The separation between scheduling (CronScheduler) and execution (PipelineExecutor) follows the saga pattern, where each service has clear responsibilities and compensation actions. This prevents the complexity that would arise from trying to handle both concerns in a single component.

Database-First Durability

By creating audit records in the database before any execution, the system ensures that no execution intent is lost even in the face of process crashes or network failures. This is more reliable than in-memory coordination mechanisms.

Atomic Claiming with Timestamps

The claim_and_update operation atomically updates both the last_run_at and next_run_at timestamps, preventing race conditions between multiple scheduler instances while providing clear semantics for when a schedule was last processed.

Recovery as a Separate Service

The recovery service runs independently of the main scheduler, providing resilience even if the scheduler itself fails.
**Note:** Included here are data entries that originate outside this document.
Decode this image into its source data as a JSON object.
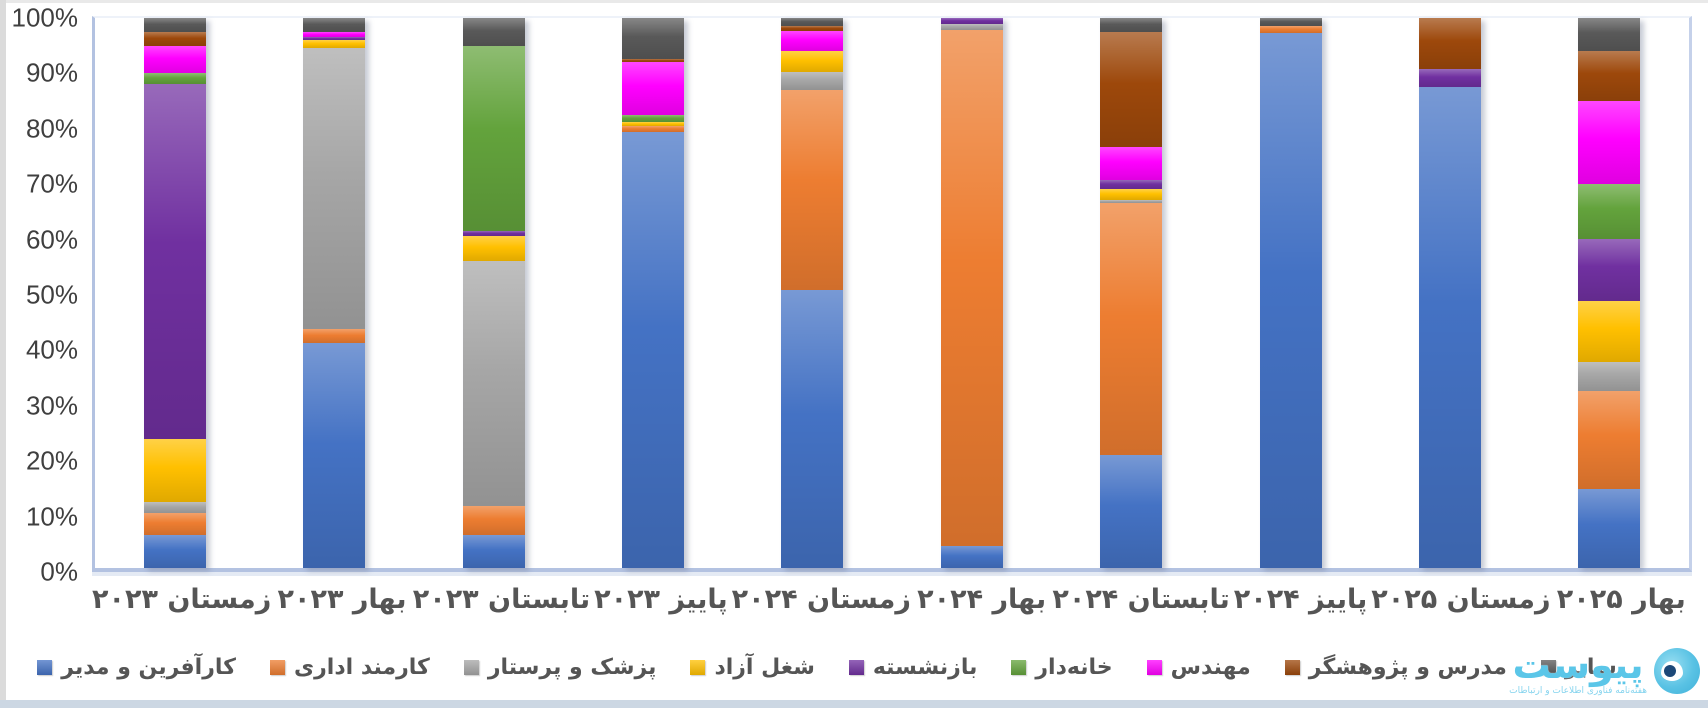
{
  "chart_data": {
    "type": "bar",
    "stacked": true,
    "percent": true,
    "title": "",
    "xlabel": "",
    "ylabel": "",
    "ylim": [
      0,
      100
    ],
    "gridlines": false,
    "legend_position": "bottom",
    "yaxis_ticks": [
      "100%",
      "90%",
      "80%",
      "70%",
      "60%",
      "50%",
      "40%",
      "30%",
      "20%",
      "10%",
      "0%"
    ],
    "categories": [
      "زمستان ۲۰۲۳",
      "بهار ۲۰۲۳",
      "تابستان ۲۰۲۳",
      "پاییز ۲۰۲۳",
      "زمستان ۲۰۲۴",
      "بهار ۲۰۲۴",
      "تابستان ۲۰۲۴",
      "پاییز ۲۰۲۴",
      "زمستان ۲۰۲۵",
      "بهار ۲۰۲۵"
    ],
    "series": [
      {
        "name": "کارآفرین و مدیر",
        "color": "#4472C4",
        "values": [
          6,
          41,
          6,
          79.3,
          50.5,
          4,
          20.5,
          97.2,
          87.5,
          14.3
        ]
      },
      {
        "name": "کارمند اداری",
        "color": "#ED7D31",
        "values": [
          4,
          2.5,
          5.3,
          1,
          36.5,
          93.9,
          45.8,
          1.3,
          0,
          17.8
        ]
      },
      {
        "name": "پزشک و پرستار",
        "color": "#A6A6A6",
        "values": [
          2,
          51,
          44.5,
          0,
          3.2,
          1.1,
          0.7,
          0,
          0,
          5.3
        ]
      },
      {
        "name": "شغل آزاد",
        "color": "#FFC000",
        "values": [
          11.5,
          1.5,
          4.5,
          0.8,
          3.8,
          0,
          2,
          0,
          0,
          11.1
        ]
      },
      {
        "name": "بازنشسته",
        "color": "#7030A0",
        "values": [
          64.5,
          0.6,
          1,
          0,
          0,
          1,
          1.5,
          0,
          3.2,
          11.4
        ]
      },
      {
        "name": "خانه‌دار",
        "color": "#63A33C",
        "values": [
          2,
          0,
          33.7,
          1.2,
          0,
          0,
          0,
          0,
          0,
          10
        ]
      },
      {
        "name": "مهندس",
        "color": "#FF00FF",
        "values": [
          5,
          0.9,
          0,
          9.7,
          3.7,
          0,
          6,
          0,
          0,
          15.1
        ]
      },
      {
        "name": "مدرس و پژوهشگر",
        "color": "#9D480B",
        "values": [
          2.5,
          0,
          0,
          0.5,
          0.8,
          0,
          21,
          0,
          9.3,
          9
        ]
      },
      {
        "name": "سایر",
        "color": "#595959",
        "values": [
          2.5,
          2.5,
          5,
          7.5,
          1.5,
          0,
          2.5,
          1.5,
          0,
          6
        ]
      }
    ]
  },
  "watermark": {
    "name": "پیوست",
    "tagline": "هفته‌نامه فناوری اطلاعات و ارتباطات"
  }
}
This separation of concerns allows for different retry policies and prevents recovery logic from complicating the main scheduling loop.

Cross-Database Timestamp Handling

The sophisticated handling of timestamps (PostgreSQL using database defaults, SQLite using application-level timestamps) ensures consistent behavior across different database backends while leveraging each database’s strengths.

This architecture demonstrates how sophisticated distributed systems patterns can be applied to solve the fundamental reliability problems in cron-based scheduling, providing enterprise-grade guarantees while maintaining operational simplicity.